If someone could slightly alter transaction data inside a block and still get a nearly identical hash, other nodes would have difficulty detecting the tampering. Thanks to the avalanche effect, modifying even 1 byte completely changes the hash, so all nodes can immediately tell "something's off with this block." This is the core principle of blockchain's tamper evidence.

Property 3: Pre-image Resistance (One-Way)

Reverse-engineering the original input from a hash value is practically impossible. The only way to find "Hello" from 185f8db3...? Try every possible input one by one (brute force).

A mistake I've repeatedly witnessed while auditing Ethereum smart contracts: developers store passwords on-chain as hashes believing "it's hidden by hashing, so it must be safe." The hash itself can't be reversed, but if the input space is narrow (e.g., 4-digit numbers — only 10,000 possibilities), brute force breaks it quickly. Pre-image resistance is only meaningful when the input space is sufficiently large.

Property 4: Collision Resistance

The probability that two different inputs produce the same hash is astronomically low. For SHA-256, there are 2²⁵⁶ possible hash values — a scale that matches the number of atoms in the observable universe (about 10⁸⁰ ≈ 2²⁶⁶).

PropertyOne-line descriptionRole in blockchain
DeterminismSame input → same outputAll nodes compute the same hash for the same block
Avalanche effect1 bit change → hash completely changesEven microscopic data tampering is instantly detected
Pre-image resistanceHash → original cannot be reversedTransaction contents cannot be inferred from the hash alone
Collision resistanceDifferent inputs → same hash virtually impossibleEach block's hash serves as a unique identifier

2. Dissecting the Block Interior — Let's Open the Hood

Now that we have the four properties of hash functions in hand, it's time to see where this tool is actually used. Let's open a single block. A Bitcoin block is composed of two main parts: the block header and the transaction list.

The 6 Fields of a Block Header

A block header is exactly 80 bytes. Small enough to store millions on a single USB drive. Yet compressed inside these 80 bytes is all the core information sustaining blockchain security.

Let's dissect each field one by one:

#FieldSizeRoleAnalogy
Version4 bytesProtocol rules this block followsDocument template version number
Previous Block Hash32 bytesSHA-256 hash of the immediately preceding block"Previous page seal" in a notarized ledger
Merkle Root32 bytesHash summarizing all transactions into oneTable of contents checksum
Timestamp4 bytesBlock creation time (Unix time)Notarization date stamp
Bits (Difficulty Target)4 bytesMining puzzle difficultyExam passing cutoff score
Nonce4 bytesThe only number miners adjustLottery number

Of these, ② Previous Block Hash is today's protagonist. This field is the key that binds blocks into a "chain." ⑤ Difficulty and ⑥ Nonce will be explored deeply in lesson 3, so for today just note that "these exist."

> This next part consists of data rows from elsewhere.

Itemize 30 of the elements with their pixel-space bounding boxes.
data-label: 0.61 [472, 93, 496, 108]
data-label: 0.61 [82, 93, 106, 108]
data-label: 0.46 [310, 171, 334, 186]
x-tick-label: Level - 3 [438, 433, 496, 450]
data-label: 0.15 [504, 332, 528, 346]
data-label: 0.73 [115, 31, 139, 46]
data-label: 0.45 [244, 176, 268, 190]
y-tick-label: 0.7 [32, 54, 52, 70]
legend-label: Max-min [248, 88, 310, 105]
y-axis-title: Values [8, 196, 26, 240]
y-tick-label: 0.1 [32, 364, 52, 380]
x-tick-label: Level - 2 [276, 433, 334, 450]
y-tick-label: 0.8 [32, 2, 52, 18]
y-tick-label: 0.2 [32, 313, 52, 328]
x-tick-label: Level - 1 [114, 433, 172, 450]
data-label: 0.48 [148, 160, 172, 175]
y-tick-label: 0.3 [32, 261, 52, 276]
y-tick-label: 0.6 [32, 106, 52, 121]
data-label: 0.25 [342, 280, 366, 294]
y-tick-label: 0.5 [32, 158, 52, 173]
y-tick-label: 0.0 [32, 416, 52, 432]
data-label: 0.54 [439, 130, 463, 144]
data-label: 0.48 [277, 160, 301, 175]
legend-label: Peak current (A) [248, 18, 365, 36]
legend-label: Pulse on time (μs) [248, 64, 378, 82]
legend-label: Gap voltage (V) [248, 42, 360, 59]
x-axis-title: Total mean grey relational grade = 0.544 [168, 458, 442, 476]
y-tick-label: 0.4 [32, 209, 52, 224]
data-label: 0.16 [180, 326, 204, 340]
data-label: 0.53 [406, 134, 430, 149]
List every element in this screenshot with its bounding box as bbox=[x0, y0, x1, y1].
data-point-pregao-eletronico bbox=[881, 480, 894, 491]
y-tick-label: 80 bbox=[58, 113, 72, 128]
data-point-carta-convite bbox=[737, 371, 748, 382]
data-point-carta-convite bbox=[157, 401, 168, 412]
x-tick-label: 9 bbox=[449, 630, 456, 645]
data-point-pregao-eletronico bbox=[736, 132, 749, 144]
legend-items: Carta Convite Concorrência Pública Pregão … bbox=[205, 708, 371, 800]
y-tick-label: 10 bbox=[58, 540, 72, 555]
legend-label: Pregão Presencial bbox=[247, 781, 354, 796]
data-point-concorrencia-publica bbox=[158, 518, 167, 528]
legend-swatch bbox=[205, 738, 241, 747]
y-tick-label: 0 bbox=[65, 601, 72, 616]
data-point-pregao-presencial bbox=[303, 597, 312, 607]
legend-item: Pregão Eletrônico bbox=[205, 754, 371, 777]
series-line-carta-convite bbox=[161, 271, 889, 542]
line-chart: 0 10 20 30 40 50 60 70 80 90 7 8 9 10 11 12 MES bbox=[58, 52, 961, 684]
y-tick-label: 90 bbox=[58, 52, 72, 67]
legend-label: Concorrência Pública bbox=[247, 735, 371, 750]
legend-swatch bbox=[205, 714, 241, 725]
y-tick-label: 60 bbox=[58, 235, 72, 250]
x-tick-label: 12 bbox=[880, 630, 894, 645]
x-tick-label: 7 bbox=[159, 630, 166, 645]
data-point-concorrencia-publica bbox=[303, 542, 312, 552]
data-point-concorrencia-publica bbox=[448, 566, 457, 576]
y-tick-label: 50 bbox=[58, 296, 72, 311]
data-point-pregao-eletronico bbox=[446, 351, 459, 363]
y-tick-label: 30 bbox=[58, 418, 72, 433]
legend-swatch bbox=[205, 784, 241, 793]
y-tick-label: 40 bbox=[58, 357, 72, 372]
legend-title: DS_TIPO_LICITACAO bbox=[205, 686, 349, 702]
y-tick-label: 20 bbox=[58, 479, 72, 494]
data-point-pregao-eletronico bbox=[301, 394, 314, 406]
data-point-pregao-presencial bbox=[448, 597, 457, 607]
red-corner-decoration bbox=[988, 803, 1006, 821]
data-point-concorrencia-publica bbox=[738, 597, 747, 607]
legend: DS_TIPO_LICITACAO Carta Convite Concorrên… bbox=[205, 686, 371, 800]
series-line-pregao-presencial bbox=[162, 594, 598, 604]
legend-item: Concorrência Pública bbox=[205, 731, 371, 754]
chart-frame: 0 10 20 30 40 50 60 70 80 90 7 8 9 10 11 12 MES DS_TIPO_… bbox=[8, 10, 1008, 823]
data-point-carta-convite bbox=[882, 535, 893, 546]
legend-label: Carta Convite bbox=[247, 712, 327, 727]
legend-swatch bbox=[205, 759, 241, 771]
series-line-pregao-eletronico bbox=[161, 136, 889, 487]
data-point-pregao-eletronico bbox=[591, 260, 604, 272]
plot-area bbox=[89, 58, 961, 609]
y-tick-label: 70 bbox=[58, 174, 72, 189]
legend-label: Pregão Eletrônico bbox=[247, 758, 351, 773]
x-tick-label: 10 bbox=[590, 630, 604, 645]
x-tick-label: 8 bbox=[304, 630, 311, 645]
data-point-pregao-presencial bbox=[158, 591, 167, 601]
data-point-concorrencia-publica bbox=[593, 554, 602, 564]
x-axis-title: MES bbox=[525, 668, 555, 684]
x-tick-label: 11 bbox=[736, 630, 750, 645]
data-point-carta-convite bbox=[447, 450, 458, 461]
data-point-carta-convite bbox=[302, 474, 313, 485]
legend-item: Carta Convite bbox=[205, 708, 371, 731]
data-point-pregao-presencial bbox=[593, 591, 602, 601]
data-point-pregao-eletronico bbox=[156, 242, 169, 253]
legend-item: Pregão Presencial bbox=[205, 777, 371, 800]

Merkle Tree — Efficient Summarization of Transactions

A block can contain thousands of transactions. The structure that compresses these thousands into a single hash (the Merkle root) is the Merkle tree. Think of a tournament bracket.

Starting from the bottom, pair up and hash two at a time. Then pair up those results and hash them again. Repeat until one hash remains at the top. This way, if even 1 transaction changes, the Merkle root changes completely — the avalanche effect works here too.

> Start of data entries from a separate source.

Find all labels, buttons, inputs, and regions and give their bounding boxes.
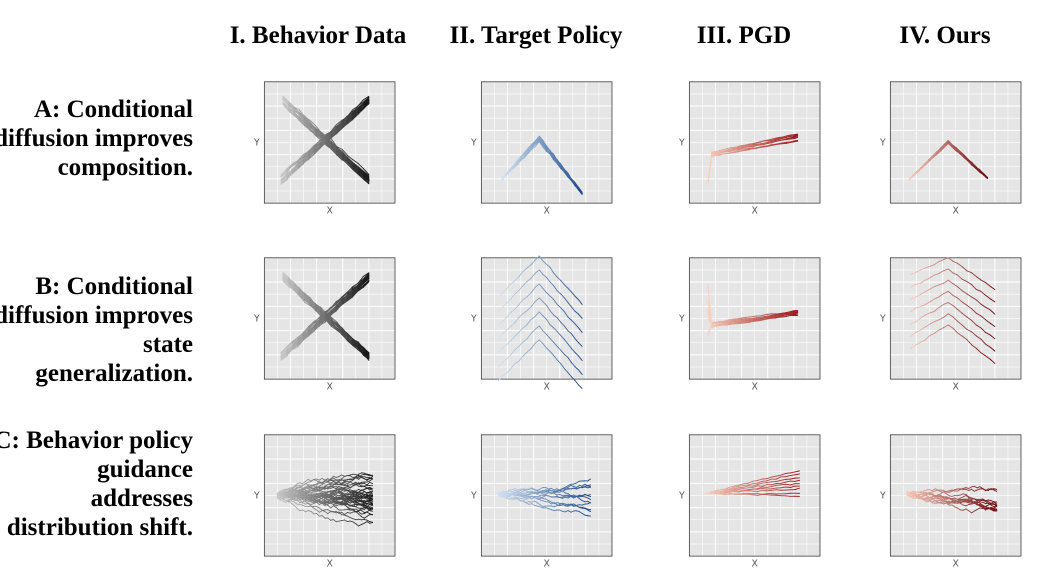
panel-plot: XY	[253, 81, 396, 216]
x-axis-label: X	[543, 381, 550, 392]
panel-plot: XY	[253, 257, 396, 392]
panel-grid	[689, 81, 820, 204]
y-axis-label: Y	[470, 313, 477, 324]
x-axis-label: X	[543, 205, 550, 216]
panel-plot: XY	[470, 255, 613, 392]
panel-grid	[890, 81, 1021, 204]
y-axis-label: Y	[879, 313, 886, 324]
row-label-a: A: Conditional diffusion improves compos…	[0, 96, 193, 181]
trajectory-lines	[497, 478, 591, 517]
trajectory-lines	[497, 255, 583, 389]
panel-plot: XY	[678, 434, 821, 569]
panel-grid	[481, 81, 612, 204]
row-label-b: B: Conditional diffusion improves state …	[0, 273, 193, 387]
y-axis-label: Y	[879, 490, 886, 501]
trajectory-lines	[501, 135, 583, 196]
panel-plot: XY	[470, 81, 613, 216]
panel-plot: XY	[879, 434, 1022, 569]
trajectory-lines	[707, 133, 799, 184]
x-axis-label: X	[751, 381, 758, 392]
y-axis-label: Y	[470, 490, 477, 501]
trajectory-lines	[906, 485, 998, 514]
panel-grid	[264, 257, 395, 380]
y-axis-label: Y	[253, 137, 260, 148]
row-label-c: C: Behavior policy guidance addresses di…	[0, 427, 193, 541]
y-axis-label: Y	[678, 313, 685, 324]
trajectory-lines	[908, 140, 988, 181]
panel-plot: XY	[253, 434, 396, 569]
panel-grid	[890, 257, 1021, 380]
panel-plot: XY	[470, 434, 613, 569]
trajectory-lines	[705, 470, 800, 497]
y-axis-label: Y	[253, 313, 260, 324]
panel-plot: XY	[879, 257, 1022, 392]
trajectory-lines	[276, 472, 374, 527]
x-axis-label: X	[952, 205, 959, 216]
y-axis-label: Y	[678, 137, 685, 148]
y-axis-label: Y	[678, 490, 685, 501]
x-axis-label: X	[952, 558, 959, 569]
y-axis-label: Y	[253, 490, 260, 501]
panel-plot: XY	[879, 81, 1022, 216]
column-title-pgd: III. PGD	[696, 22, 792, 49]
trajectory-lines	[910, 257, 996, 364]
x-axis-label: X	[326, 205, 333, 216]
column-title-ours: IV. Ours	[899, 22, 991, 49]
y-axis-label: Y	[470, 137, 477, 148]
x-axis-label: X	[751, 205, 758, 216]
y-axis-label: Y	[879, 137, 886, 148]
panel-plot: XY	[678, 257, 821, 392]
panel-plot: XY	[678, 81, 821, 216]
x-axis-label: X	[326, 381, 333, 392]
column-title-target-policy: II. Target Policy	[449, 22, 623, 49]
x-axis-label: X	[543, 558, 550, 569]
column-title-behavior-data: I. Behavior Data	[229, 22, 407, 49]
x-axis-label: X	[326, 558, 333, 569]
trajectory-lines	[280, 272, 370, 361]
trajectory-lines	[707, 284, 799, 337]
trajectory-lines	[280, 95, 370, 185]
x-axis-label: X	[952, 381, 959, 392]
x-axis-label: X	[751, 558, 758, 569]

🤔 Think about it: Say a block has 4,096 transactions. To prove that a specific transaction is included in this block, do you have to show all 4,096?

See answer

No! Thanks to the Merkle tree, you only need 12 hashes (log₂(4096) = 12). This is called a "Merkle Proof," and it's the core principle that lets Bitcoin light clients (SPV wallets) verify transactions without downloading the entire blockchain. Instead of checking all 4,096, you just follow the "path" through the tree, making it enormously more efficient.


3. Chain Linking — Why "Blockchain"?

I said the "Previous Block Hash" — one of the 6 block header fields — is today's protagonist. Now it's time to reveal why.

A single block is just a bundle of data. Nothing more than a page in a ledger. But the moment these pages are woven into a chain, it becomes a "blockchain," and tampering becomes practically impossible.

The principle is surprisingly simple: each block stores the previous block's hash in its own header.

Block #1's "previous hash" field contains Block #0's hash (0a3f...). Block #2's "previous hash" contains Block #1's hash (7c1d...). This is the entirety of the "chain."

Why Tampering Is Impossible — The Domino Effect

Here comes the key insight. If someone tampers with Block #1's data, what happens?

  1. Block #1's data changes → Block #1's hash changes completely (avalanche effect)
  2. Block #2 stores Block #1's original hash → mismatch!
  3. Block #2 must also be fixed → Block #2's hash also changes
  4. Block #3, #4, ... all the way to the end must be recalculated

Think of dominoes. Pull out and replace one in the middle, and the angle and sequence of every domino that follows changes. Bitcoin currently has more than ~830,000 blocks stacked up. To tamper with one block, you'd need to recalculate every subsequent block — and do it faster than the entire network. Physically impossible.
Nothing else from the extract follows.